While there is no wrong place to begin reading the New Testament, some books are especially helpful for someone newly discovering the core teachings about the person and work of Jesus. Today, Matthew Dudreck points to a book in Scripture that gives focused attention on who Christ is and what He came to do.
NATHAN W. BINGHAM: I'm here on the campus of Reformation Bible College with their associate professor of New Testament, Dr. Matthew Dudreck. Dr. Dudreck, what book would you recommend a new Christian study and read first?

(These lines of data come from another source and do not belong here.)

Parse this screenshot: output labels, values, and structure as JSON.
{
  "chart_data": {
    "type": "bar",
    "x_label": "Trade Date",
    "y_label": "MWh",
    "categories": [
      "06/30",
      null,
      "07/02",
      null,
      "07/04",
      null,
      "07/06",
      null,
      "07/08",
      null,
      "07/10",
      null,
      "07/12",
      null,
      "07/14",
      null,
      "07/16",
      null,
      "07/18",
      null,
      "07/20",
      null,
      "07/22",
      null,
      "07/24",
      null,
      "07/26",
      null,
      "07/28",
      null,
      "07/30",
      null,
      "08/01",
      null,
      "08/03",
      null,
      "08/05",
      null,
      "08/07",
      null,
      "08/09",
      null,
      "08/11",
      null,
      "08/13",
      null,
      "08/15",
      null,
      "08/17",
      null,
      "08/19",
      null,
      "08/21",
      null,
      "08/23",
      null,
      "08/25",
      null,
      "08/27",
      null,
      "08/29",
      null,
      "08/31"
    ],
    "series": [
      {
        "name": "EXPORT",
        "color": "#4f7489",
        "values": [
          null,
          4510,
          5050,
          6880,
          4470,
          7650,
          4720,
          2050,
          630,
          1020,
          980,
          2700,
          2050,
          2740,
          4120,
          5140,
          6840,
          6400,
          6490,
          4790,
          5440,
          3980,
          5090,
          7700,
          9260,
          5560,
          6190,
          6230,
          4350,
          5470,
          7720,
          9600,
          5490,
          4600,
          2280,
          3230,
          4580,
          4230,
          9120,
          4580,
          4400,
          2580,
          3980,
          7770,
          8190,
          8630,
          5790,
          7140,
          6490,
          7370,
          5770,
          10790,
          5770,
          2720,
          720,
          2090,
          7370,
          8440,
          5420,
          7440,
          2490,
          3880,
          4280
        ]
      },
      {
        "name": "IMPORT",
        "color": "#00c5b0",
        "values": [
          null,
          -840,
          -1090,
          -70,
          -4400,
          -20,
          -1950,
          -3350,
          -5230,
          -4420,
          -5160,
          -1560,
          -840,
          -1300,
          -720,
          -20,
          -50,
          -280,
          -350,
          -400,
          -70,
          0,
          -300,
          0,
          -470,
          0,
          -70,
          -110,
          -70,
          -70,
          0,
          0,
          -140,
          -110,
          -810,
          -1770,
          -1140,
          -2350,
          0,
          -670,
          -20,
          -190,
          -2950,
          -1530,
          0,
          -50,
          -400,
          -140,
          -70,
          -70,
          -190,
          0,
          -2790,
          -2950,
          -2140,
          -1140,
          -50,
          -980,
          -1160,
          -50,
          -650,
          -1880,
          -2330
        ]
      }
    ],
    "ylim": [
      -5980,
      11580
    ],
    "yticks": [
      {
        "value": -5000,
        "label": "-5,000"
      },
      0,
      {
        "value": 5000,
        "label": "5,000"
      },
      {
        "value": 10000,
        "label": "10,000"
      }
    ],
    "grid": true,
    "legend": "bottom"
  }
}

DR. MATTHEW DUDRECK: Well, there's lots of great places to start. In one sense, you could kind of start anywhere in the sense that there's no really wrong book to start with, with respect to diving into the New Testament. But if I'm looking at the New Testament, I think I would say the gospel according to Matthew is the book that I would start with. And I would start with it for two reasons. One, Matthew is laser beam-focused to demonstrate that Jesus' message of the kingdom of God is in fulfillment of Old Testament expectations of the redemptive-historical plan that God put in place at the very beginning of the book of Genesis. Matthew is very focused to time and time again quote Old Testament texts as being fulfilled in the life, ministry, death, and resurrection of Jesus. And so, I think one of the best ways to start the New Testament, is understanding that the New Testament is not something divorced from the Old Testament, but it is really the outplay of the Old Testament redemptive-historical storyline. And so, Matthew is very focused to make that clear as to who Jesus is. He's not simply a wise teacher. He is the coming and ruling and reigning King of Israel. He is the Son of David. He is the seed of Abraham. He is the seed of the woman who was foretold many, many times ago in the pages of redemptive history in the Old Testament.
The other aspect is that Matthew also tries to make clear as to what is this kingdom that Jesus is talking about, the kingdom of God"how has it, in a sense, already begun, that there's an aspect of a now and not-yet aspect to the kingdom. And again, Matthew's very focused on giving the Old Testament background to this concept and exactly how is the kingdom operative today. How, in a sense, are we still waiting for the fulfillment, the consummation of that kingdom? Matthew is very focused in the way that he orders and presents material about Jesus' preaching and teaching that tries to make that clear. And if we don't have an understanding of the nature of God's kingdom, we're going to have a hard time understanding exactly what Paul is saying the good news is, if we don't have an establishment of what was Jesus' teaching of the kingdom of God.